Evliyanın kabrini ziyaret ederken

Büyük bir zatın kabrini ziyaret eden kimse, ona râbıta ederse, kalbine bir şeyler akmaya başlar.

 

 

 

Sual: Evliya kabirleri nasıl ziyaret edilir ve istifade etmek için ne yapmalıdır?

 

Cevap: Bu konuda Seyyid Abdülhakim Arvasi hazretlerinin Râbıta-i şerîfe kitabında buyuruluyor ki:

 

“Büyük bir zatın kabrini ziyaret eden kimse, ona râbıta ederse, yani dünya işlerini hiç düşünmeyip, kalbine hiçbir şey getirmeyip, o zatın ruhunu, his organları ile anlaşılamayan bir nur farz ederek, bunu kalbinde bulundurursa, o ruhtan, kendi kalbine bir şeyler akmaya başlar.
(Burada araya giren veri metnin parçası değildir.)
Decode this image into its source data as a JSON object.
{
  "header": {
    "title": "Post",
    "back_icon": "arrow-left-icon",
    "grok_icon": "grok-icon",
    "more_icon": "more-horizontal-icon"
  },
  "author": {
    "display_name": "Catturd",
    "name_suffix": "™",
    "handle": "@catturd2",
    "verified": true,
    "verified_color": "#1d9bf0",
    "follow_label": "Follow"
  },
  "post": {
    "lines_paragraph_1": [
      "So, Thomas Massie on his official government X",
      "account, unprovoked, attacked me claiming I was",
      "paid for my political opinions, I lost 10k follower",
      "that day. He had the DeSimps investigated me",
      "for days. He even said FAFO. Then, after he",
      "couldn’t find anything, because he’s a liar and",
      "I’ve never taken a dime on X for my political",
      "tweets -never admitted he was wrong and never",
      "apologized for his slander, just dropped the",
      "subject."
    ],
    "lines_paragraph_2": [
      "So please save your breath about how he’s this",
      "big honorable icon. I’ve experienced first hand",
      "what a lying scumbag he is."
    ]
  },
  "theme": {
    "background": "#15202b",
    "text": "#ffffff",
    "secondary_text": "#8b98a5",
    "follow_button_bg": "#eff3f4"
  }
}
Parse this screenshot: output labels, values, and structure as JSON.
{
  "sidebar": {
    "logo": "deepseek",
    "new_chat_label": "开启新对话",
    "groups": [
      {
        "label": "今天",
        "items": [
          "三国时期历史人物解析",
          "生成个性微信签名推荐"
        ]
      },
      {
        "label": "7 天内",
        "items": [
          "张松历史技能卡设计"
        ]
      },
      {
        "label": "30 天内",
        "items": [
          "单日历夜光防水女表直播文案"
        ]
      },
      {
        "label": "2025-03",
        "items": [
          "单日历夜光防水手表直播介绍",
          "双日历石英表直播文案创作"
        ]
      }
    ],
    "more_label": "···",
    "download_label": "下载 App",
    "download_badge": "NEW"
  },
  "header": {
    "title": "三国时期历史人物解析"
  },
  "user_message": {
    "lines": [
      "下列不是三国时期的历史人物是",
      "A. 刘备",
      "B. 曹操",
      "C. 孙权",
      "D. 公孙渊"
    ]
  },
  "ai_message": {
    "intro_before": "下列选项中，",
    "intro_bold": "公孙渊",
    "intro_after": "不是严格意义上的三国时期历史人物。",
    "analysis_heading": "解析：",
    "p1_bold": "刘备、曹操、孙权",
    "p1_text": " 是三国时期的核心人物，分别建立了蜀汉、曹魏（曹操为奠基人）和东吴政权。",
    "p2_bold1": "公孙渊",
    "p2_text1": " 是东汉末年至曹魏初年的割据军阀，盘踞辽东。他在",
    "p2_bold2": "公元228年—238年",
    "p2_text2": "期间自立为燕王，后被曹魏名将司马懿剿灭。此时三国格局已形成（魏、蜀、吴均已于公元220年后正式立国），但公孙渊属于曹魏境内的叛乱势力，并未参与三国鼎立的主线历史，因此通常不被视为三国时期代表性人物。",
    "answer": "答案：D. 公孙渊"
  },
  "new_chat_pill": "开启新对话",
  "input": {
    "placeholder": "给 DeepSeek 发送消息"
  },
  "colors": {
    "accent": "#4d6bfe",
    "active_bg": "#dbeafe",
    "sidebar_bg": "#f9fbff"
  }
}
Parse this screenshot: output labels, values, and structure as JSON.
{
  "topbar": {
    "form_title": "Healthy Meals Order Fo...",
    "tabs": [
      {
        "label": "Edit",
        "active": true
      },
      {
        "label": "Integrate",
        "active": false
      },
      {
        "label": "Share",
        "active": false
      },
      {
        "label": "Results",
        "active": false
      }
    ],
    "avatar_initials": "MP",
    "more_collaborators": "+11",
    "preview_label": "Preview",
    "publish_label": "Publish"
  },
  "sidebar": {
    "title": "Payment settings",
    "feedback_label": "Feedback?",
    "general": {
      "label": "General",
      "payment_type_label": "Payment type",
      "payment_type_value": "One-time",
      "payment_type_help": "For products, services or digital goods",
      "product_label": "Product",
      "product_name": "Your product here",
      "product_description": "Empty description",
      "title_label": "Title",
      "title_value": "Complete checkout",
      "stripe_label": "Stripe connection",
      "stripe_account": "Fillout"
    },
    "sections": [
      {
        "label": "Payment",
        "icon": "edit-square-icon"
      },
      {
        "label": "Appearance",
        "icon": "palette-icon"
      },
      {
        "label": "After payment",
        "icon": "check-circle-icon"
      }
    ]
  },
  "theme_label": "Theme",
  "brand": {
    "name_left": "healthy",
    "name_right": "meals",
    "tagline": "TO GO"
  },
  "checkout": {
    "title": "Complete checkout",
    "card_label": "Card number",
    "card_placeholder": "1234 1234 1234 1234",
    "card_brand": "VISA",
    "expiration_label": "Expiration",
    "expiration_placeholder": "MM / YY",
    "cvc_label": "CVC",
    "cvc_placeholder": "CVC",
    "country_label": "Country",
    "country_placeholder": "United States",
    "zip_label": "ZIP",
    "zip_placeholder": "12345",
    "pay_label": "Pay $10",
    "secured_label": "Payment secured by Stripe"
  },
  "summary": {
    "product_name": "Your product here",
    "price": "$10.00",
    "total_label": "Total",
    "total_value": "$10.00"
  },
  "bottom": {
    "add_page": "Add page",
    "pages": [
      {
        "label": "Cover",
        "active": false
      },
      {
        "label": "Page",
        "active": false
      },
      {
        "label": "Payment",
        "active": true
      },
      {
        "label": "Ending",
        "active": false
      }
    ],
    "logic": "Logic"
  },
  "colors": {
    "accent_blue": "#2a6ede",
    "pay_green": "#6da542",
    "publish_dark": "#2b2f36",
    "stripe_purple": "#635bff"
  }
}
O zatın feyizlerinden bir feyiz ve hâllerinden bir hâl, kendinde hasıl oluncaya kadar, bu nuru kalbinde saklamalıdır. Çünkü, evliyanın ruhları, feyizlerin kaynağıdır. Kaynağı kalbine koyan, bunun feyzine, nimetine, bilinmeyen ihsanlarına elbette kavuşur. Ruhu kuvvetlenir, olgunlaşır.

 

Kabir yanına gelince, önce selam verilir. Mezarın sağ yanına, yani kıble tarafına, ayak ucuna yakın durur. Tanıdığı gibi, şeklini, suretini hatırına getirir. Eûzü ve besmele ile bir Fatiha ve on bir ihlas okur. Sevabını Resûlullah efendimizin ve bütün Peygamberlerin ve Eshâb-ı kiramın ve evliyanın ruhlarına ve bu zatın ruhuna hediye eder. Sonra oturur. Onun ruhunu, gönlünde bulundurur. Kalbinde bir şey hasıl oluncaya kadar durur. Gelen kimse almasını bilirse, o zat da vermeye ehil, olgun bir velî ise ve şartları gözeterek beklerse, elbette bir şey ele geçer. Bu şartlar, o zatın kendisini tanıdığına, selamını işitip cevap verdiğine, ruhunun, kâmil, olgun olduğuna, ruhunun bir zamana ve yere bağlı olmadığına, nerede hatırlarsa, orada imiş gibi feyiz vereceğine, Allahü teâlâ, feyzini, ruhun gıdasını, onun ruhu ile gönderdiğine inanmaktır.

 

Üzüm isteyen, bağa gidip asmadan koparır. Erik ağacına gitmez. Su isteyen, kaynağa, çeşmeye gider. Buğday isteyen, tarlasını sürer, eker, biçer. Çocuk isteyen, evlenir. İlaç isteyen bir hasta, tabibe, doktora ve eczaneye gider. Kalbin gıdasını, ruhun temizliğini isteyen de, evliyanın kalbine, ruhuna başvurur. Allahü teâlâ, bu nimetlerini, evliyanın kalbinden göndermektedir. Her şeyi yaratan, gönderen, yalnız Allahü teâlâdır. Fakat, her şeyi belli bir sebeple göndermek, onun âdetidir. Onun nimetine kavuşmak isteyenin, onun adetine uyması, sebebi arayıp, bulup, öğrenip, onun sebebine yapışması lazımdır.”